Dahingehend handle es sich im vorliegenden Fall mitnichten um ein Nullsummenspiel: «Zivilgesellschaftliche Solidarität mit den Opfern des Hamas-Terrors und den zivilen Opfern in Gaza schliessen sich nicht aus.» Gleiches gelte für die Opfer des «Siedler-Terrors im Westjordanland», so Böhm.
Kritik an brutalem Vorgehen als Form der Solidarität?
Auch deshalb habe sich Präsident Joe Biden im Namen der USA bereits explizit von derartigen Plänen distanziert. Politisch erhöhe sich damit der Druck auf Israel, das humanitäre Völkerrecht zu wahren. «In diesem Sinne kann die Kritik an der rechtsextremen Regierung Netanyahu auch eine Form der Solidarität mit Israel darstellen.»

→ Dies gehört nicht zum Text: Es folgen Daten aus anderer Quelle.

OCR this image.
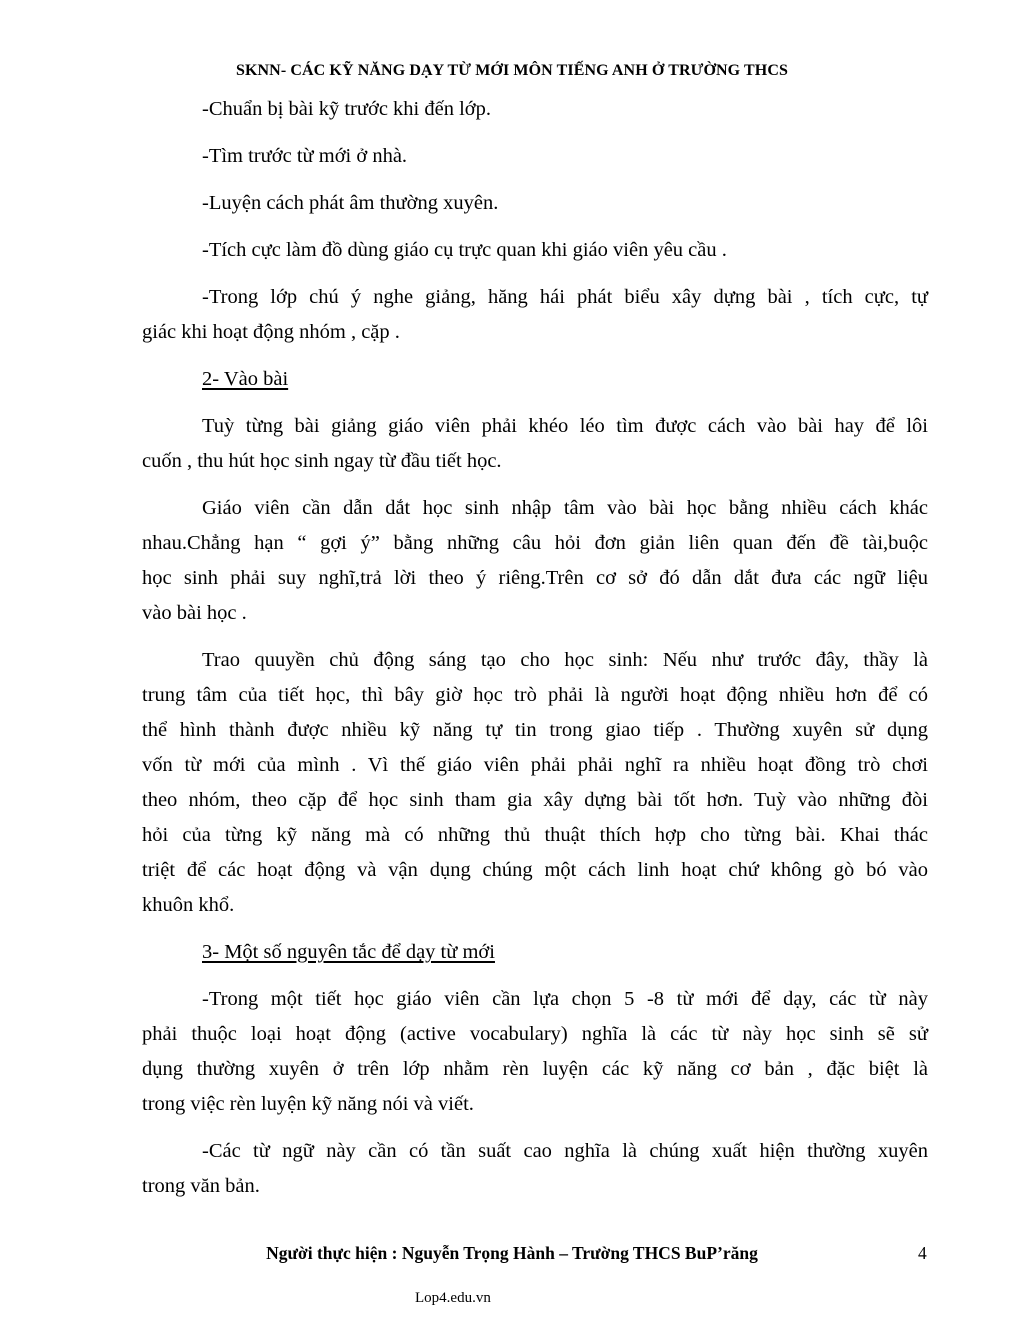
SKNN- CÁC KỸ NĂNG DẠY TỪ MỚI MÔN TIẾNG ANH Ở TRƯỜNG THCS
-Chuẩn bị bài kỹ trước khi đến lớp.
-Tìm trước từ mới ở nhà.
-Luyện cách phát âm thường xuyên.
-Tích cực làm đồ dùng giáo cụ trực quan khi giáo viên yêu cầu .
-Trong lớp chú ý nghe giảng, hăng hái phát biểu xây dựng bài , tích cực, tự
giác khi hoạt động nhóm , cặp .
2- Vào bài
Tuỳ từng bài giảng giáo viên phải khéo léo tìm được cách vào bài hay để lôi
cuốn , thu hút học sinh ngay từ đầu tiết học.
Giáo viên cần dẫn dắt học sinh nhập tâm vào bài học bằng nhiều cách khác
nhau.Chẳng hạn “ gợi ý” bằng những câu hỏi đơn giản liên quan đến đề tài,buộc
học sinh phải suy nghĩ,trả lời theo ý riêng.Trên cơ sở đó dẫn dắt đưa các ngữ liệu
vào bài học .
Trao quuyền chủ động sáng tạo cho học sinh: Nếu như trước đây, thầy là
trung tâm của tiết học, thì bây giờ học trò phải là người hoạt động nhiều hơn để có
thể hình thành được nhiều kỹ năng tự tin trong giao tiếp . Thường xuyên sử dụng
vốn từ mới của mình . Vì thế giáo viên phải phải nghĩ ra nhiều hoạt đồng trò chơi
theo nhóm, theo cặp để học sinh tham gia xây dựng bài tốt hơn. Tuỳ vào những đòi
hỏi của từng kỹ năng mà có những thủ thuật thích hợp cho từng bài. Khai thác
triệt để các hoạt động và vận dụng chúng một cách linh hoạt chứ không gò bó vào
khuôn khổ.
3- Một số nguyên tắc để dạy từ mới
-Trong một tiết học giáo viên cần lựa chọn 5 -8 từ mới để dạy, các từ này
phải thuộc loại hoạt động (active vocabulary) nghĩa là các từ này học sinh sẽ sử
dụng thường xuyên ở trên lớp nhằm rèn luyện các kỹ năng cơ bản , đặc biệt là
trong việc rèn luyện kỹ năng nói và viết.
-Các từ ngữ này cần có tần suất cao nghĩa là chúng xuất hiện thường xuyên
trong văn bản.
Người thực hiện : Nguyễn Trọng Hành – Trường THCS BuP’răng	4
Lop4.edu.vn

Schliesslich betont Böhm jedoch, dass Absichten von Kriegsparteien massgeblich seien: «Es gibt einen enormen qualitativen Unterschied beispielsweise zur gezielten Bombardierung von Krankenhäusern durch russische Streitkräfte in Syrien oder der Ukraine. Das muss man bei aller Kritik am Vorgehen Israels festhalten.»